# Please help me identify these plants



## AquaticMagic (Aug 9, 2005)

Pls help me identify these plants:
 Thank you


----------



## Cavan Allen (Jul 22, 2004)

1. I have no idea. It looks vaguely like a _Crinum_ .

2. _Crinum natans_

3. Looks a bit like _Crinum thaianum_, but in some ways doesn't. I'm not sure about that one either.
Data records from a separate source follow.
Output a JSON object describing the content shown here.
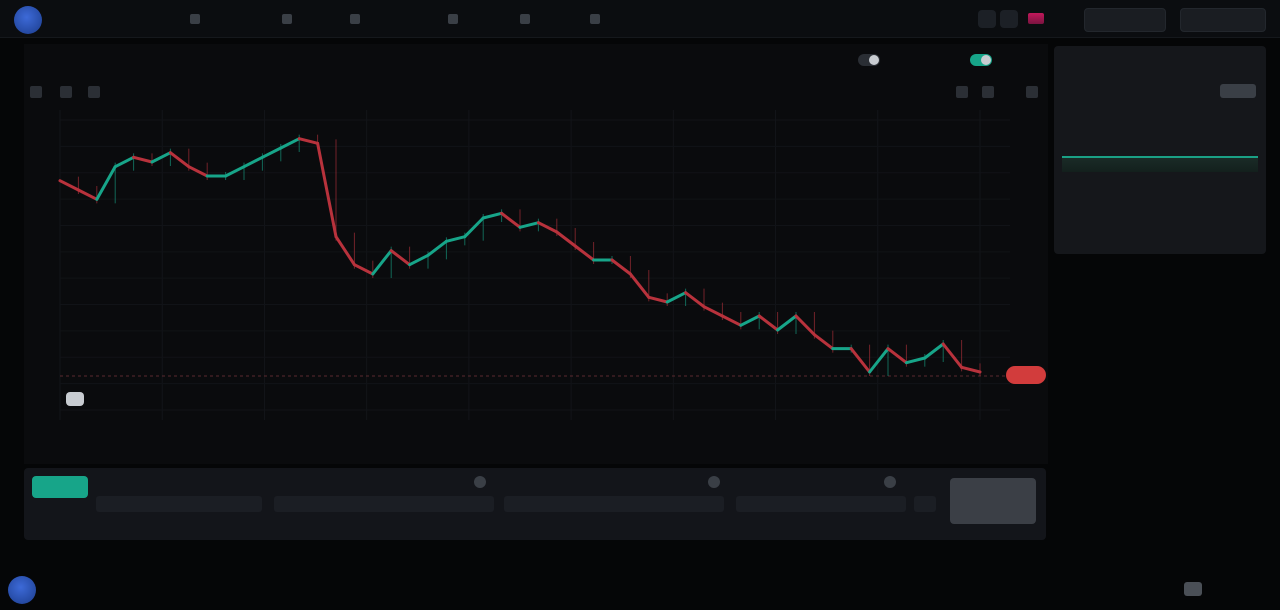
{
  "header": {
    "brand": "",
    "nav": [
      {
        "label": "",
        "icon": "chart-icon"
      },
      {
        "label": "",
        "icon": "swap-icon"
      },
      {
        "label": "",
        "icon": "pool-icon"
      },
      {
        "label": "",
        "icon": "stake-icon"
      },
      {
        "label": "",
        "icon": "vault-icon"
      },
      {
        "label": "",
        "icon": "more-icon"
      }
    ],
    "buttons": [
      "",
      ""
    ]
  },
  "chart_header": {
    "tabs": [
      "",
      ""
    ],
    "toggle_1_label": "",
    "toggle_2_label": "",
    "interval": ""
  },
  "chart": {
    "legend_pair": "",
    "legend_values": "",
    "price_tag": "",
    "time_range": "",
    "time_info": ""
  },
  "chart_data": {
    "type": "line",
    "series": [
      {
        "values": [
          8.2,
          8.0,
          7.8,
          8.5,
          8.7,
          8.6,
          8.8,
          8.5,
          8.3,
          8.3,
          8.5,
          8.7,
          8.9,
          9.1,
          9.0,
          7.0,
          6.4,
          6.2,
          6.7,
          6.4,
          6.6,
          6.9,
          7.0,
          7.4,
          7.5,
          7.2,
          7.3,
          7.1,
          6.8,
          6.5,
          6.5,
          6.2,
          5.7,
          5.6,
          5.8,
          5.5,
          5.3,
          5.1,
          5.3,
          5.0,
          5.3,
          4.9,
          4.6,
          4.6,
          4.1,
          4.6,
          4.3,
          4.4,
          4.7,
          4.2,
          4.1
        ]
      }
    ],
    "grid": true
  },
  "side_panel": {
    "title": "",
    "row1": "",
    "badge": "",
    "row2": "",
    "row3": "",
    "scale_left": "",
    "scale_mid": "",
    "scale_right": ""
  },
  "trade": {
    "buy_label": "",
    "sell_label": "",
    "field_labels": [
      "",
      "",
      "",
      ""
    ],
    "note": "",
    "submit_label": ""
  },
  "footer": {
    "brand": "",
    "links": [
      "",
      ""
    ]
  },
  "colors": {
    "up": "#17a589",
    "down": "#b8323c",
    "accent": "#3d6ad8"
  }
}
4. _Aponogeton boivinianus_


----------



## AquaticMagic (Aug 9, 2005)

Thanks for your help!
May i know how come I don't have Private Message?


----------



## Cavan Allen (Jul 22, 2004)

I'm not sure what you mean. Were you expecting one, or do you not know how to access them?


----------



## HeyPK (Jan 23, 2004)

Number one might be Aponogeton ulvaceus.


----------



## AquaticMagic (Aug 9, 2005)

Cavan Allen said:


> I'm not sure what you mean. Were you expecting one, or do you not know how to access them?


Hi Cavan,
Could you teach me how to use PM?
Thanks a lot!


----------



## fishmaster#1 (Apr 10, 2005)

easy just click the button


----------



## AquaticMagic (Aug 9, 2005)

May I know how to differentiate Aponogeton madagascariensis and Aponogeton boivinianus.

They look very similar to me.


----------



## HeyPK (Jan 23, 2004)

A. madagascarienses has fenestrated leaves---holes in them. A. boivinianus has bullate leaves---they are bumpy, but do not have holes.


----------